Muslim pupils are challenging stereotypes by taking part in a new fencing project led by a former international athlete.
Year 8 girls from Frederick Bremer School, in Siddeley Road, Walthamstow, demonstrated their fencing skills at Women of the World at the Festival Hall on Saturday (March 12).
The girls have been taking part in a project with charity Maslaha and British Fencing over the past three months.
They were taught by Linda Strachan, an Olympic fencer who competed at the 1988 and 1992 Olympic Games.
Assiya Naciri, 12, said: “Before I started fencing I thought it was a high-class, white man’s game - it wasn’t really for girls.
“But I’ve started to realise what fencing actually is.

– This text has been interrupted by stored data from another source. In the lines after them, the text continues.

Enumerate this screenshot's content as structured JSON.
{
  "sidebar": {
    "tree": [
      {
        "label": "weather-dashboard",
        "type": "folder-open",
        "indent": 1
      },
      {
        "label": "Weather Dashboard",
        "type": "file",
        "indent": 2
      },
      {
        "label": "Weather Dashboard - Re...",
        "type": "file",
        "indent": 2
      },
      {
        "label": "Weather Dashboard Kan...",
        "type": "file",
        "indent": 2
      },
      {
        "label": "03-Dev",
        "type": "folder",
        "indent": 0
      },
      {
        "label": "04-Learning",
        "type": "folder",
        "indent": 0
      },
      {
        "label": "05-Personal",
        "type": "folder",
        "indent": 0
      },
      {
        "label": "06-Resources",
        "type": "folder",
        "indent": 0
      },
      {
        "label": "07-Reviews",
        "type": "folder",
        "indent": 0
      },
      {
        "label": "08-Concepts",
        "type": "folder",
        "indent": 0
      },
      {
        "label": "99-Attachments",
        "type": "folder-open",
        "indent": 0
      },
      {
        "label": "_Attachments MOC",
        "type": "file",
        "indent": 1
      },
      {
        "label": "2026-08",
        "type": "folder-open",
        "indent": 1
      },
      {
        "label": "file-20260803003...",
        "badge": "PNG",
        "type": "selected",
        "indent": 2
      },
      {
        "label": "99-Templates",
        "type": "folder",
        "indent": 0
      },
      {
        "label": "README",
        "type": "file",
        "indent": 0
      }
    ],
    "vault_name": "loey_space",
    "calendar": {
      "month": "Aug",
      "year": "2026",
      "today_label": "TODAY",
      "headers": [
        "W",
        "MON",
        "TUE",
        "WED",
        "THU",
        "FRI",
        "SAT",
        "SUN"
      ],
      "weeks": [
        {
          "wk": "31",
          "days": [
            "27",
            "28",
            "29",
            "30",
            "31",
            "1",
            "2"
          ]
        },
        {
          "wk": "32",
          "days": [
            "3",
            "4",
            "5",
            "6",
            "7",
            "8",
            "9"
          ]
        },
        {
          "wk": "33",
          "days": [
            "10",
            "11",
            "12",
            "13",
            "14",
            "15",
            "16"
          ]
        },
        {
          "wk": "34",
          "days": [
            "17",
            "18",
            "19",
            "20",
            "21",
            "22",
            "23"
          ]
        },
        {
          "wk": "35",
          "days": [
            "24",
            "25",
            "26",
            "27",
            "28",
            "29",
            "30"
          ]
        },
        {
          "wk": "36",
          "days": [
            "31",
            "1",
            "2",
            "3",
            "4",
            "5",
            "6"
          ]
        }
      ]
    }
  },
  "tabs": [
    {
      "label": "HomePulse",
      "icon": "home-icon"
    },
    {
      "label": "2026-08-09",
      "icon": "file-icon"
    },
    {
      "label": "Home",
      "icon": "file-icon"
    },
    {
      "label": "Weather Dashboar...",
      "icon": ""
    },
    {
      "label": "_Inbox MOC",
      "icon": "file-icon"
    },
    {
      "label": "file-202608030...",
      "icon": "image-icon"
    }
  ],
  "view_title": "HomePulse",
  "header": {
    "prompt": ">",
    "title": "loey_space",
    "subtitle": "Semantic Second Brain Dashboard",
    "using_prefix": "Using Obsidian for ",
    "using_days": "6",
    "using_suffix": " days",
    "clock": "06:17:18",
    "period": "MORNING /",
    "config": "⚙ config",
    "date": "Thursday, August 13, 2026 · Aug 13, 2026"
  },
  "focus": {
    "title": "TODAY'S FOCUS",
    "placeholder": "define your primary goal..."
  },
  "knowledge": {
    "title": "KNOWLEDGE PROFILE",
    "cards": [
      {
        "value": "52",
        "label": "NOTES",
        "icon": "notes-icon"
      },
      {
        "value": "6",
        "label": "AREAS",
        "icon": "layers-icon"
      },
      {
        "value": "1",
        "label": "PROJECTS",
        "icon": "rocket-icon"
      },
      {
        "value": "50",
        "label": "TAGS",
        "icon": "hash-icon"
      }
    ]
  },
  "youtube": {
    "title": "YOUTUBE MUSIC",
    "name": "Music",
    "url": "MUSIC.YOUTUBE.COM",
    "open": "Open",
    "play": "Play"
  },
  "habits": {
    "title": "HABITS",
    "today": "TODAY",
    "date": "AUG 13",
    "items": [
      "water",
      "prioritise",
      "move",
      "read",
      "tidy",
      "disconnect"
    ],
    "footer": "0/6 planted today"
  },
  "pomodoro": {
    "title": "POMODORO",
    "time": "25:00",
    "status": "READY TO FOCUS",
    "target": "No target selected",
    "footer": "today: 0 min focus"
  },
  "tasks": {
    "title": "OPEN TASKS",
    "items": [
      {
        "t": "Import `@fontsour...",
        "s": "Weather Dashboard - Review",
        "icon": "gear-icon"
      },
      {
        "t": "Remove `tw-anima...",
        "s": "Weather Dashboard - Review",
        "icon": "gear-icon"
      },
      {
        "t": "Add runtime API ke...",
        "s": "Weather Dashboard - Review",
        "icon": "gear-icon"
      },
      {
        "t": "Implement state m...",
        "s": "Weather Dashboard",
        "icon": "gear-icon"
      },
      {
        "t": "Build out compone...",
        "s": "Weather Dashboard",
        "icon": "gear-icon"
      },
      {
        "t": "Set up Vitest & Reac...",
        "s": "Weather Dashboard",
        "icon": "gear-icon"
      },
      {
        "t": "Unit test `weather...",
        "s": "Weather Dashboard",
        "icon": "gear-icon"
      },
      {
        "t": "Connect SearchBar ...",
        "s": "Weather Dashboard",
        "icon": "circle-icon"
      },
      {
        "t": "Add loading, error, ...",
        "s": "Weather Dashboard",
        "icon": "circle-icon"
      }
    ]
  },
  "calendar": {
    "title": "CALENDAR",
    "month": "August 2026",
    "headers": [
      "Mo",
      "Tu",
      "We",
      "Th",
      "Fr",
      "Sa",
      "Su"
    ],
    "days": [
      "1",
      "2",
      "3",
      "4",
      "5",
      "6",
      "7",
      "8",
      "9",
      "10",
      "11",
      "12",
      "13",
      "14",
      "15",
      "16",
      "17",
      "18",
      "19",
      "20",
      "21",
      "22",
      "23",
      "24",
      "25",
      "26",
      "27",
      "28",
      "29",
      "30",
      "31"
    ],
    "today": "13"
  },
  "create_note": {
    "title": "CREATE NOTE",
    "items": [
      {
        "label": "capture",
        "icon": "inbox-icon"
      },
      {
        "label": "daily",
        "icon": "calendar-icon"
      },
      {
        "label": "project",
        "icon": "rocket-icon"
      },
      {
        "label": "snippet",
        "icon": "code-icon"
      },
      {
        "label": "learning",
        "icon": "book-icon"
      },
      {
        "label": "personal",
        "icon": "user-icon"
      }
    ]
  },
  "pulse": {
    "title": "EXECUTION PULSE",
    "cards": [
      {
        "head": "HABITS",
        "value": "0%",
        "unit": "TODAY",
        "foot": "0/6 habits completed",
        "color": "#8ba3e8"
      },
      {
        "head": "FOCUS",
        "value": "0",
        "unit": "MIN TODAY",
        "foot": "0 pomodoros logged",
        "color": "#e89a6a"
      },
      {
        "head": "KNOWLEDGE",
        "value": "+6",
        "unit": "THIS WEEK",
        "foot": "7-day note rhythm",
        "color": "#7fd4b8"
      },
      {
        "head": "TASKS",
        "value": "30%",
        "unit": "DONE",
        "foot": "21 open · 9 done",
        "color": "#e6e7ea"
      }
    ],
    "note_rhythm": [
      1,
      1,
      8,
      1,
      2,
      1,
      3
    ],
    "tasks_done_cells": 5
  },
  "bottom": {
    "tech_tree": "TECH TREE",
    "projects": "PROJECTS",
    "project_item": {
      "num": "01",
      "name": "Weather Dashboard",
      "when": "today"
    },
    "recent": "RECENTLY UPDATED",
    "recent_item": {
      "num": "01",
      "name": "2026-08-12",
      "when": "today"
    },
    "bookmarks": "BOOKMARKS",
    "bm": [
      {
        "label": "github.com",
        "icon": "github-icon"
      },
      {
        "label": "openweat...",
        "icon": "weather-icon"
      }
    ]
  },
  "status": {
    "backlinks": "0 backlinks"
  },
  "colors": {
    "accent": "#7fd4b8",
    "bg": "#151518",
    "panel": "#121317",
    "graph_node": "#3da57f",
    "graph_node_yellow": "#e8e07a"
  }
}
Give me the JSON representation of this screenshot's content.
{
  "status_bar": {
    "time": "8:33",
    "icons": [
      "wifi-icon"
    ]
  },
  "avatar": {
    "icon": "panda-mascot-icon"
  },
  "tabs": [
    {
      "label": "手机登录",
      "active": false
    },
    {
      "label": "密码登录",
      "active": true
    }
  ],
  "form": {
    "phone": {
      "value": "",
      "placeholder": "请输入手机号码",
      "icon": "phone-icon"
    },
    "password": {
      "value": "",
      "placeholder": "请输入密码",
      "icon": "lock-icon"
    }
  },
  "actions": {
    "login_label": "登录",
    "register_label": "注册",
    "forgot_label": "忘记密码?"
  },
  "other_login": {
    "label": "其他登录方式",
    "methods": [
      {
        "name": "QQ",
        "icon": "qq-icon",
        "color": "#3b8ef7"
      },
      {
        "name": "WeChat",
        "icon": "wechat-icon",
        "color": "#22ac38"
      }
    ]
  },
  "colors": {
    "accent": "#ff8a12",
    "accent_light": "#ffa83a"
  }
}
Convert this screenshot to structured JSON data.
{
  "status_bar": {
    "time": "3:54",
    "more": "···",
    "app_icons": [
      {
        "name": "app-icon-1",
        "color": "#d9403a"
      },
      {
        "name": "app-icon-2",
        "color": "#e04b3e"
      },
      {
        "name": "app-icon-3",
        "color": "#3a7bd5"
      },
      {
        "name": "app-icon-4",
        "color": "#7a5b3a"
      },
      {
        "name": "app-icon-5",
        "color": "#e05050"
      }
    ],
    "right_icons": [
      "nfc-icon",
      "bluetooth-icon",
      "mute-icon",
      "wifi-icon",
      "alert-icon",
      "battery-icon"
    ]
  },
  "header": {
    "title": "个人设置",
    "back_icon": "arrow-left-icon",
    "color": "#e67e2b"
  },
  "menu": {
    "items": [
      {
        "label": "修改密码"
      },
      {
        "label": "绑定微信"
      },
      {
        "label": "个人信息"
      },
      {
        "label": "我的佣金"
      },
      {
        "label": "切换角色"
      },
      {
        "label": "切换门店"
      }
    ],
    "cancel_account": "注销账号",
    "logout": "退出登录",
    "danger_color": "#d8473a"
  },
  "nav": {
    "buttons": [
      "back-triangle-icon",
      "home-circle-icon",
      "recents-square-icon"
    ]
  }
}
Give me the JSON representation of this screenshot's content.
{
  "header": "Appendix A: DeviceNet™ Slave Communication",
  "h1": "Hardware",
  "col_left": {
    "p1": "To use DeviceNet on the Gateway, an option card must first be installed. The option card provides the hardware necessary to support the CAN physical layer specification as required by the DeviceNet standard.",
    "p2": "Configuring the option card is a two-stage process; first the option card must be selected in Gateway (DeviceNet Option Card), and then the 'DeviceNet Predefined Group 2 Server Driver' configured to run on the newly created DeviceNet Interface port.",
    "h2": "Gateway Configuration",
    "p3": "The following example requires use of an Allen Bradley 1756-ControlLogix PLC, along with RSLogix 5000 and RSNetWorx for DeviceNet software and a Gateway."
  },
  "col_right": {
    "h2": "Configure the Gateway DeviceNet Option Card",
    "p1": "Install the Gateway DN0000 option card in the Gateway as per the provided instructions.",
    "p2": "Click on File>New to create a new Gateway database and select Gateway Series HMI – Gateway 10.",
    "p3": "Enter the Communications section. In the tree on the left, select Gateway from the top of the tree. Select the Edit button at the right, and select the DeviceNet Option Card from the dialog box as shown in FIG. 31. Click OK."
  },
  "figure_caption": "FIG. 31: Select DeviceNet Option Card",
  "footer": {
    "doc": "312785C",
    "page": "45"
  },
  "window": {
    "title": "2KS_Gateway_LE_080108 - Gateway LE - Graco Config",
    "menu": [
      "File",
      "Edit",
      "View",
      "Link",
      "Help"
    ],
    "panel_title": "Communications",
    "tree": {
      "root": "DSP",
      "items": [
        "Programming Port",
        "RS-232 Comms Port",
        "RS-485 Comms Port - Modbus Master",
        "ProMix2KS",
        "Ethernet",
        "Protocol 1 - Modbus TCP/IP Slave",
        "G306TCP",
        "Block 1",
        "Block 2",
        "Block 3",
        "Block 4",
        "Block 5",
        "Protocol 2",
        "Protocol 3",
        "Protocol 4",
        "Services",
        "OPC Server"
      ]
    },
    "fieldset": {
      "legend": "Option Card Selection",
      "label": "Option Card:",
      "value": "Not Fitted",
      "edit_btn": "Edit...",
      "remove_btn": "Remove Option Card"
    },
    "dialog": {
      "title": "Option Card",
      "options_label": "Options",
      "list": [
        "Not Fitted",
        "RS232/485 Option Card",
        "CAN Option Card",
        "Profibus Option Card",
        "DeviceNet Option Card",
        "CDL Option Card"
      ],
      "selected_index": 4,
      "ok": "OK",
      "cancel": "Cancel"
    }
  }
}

“It isn’t just about fighting – there’s something more behind it."
Charity Maslaha works to challenge inequalities for Muslims in society.
Rodha Amin, also 12, added: “When I’m fencing I feel proud because you know what you’re doing it for – you’re raising awareness about stereotypes and Muslim women.
“I just feel like it’s a new beginning.”
Raheel Mohammed, charity Maslaha director, said many believed young Muslim girls did not participate in sport.
He said: “We are always keen to push the boundaries and form unusual collaborations when it comes to our work and this project is a great opportunity to do just that.
“The stereotypes facing young Muslims and women in particular remain a constant feature of the media in all its forms.
“This project is an opportunity to take control of the narrative and tell a story that focuses on aspiration, creativity, and the right to define yourself."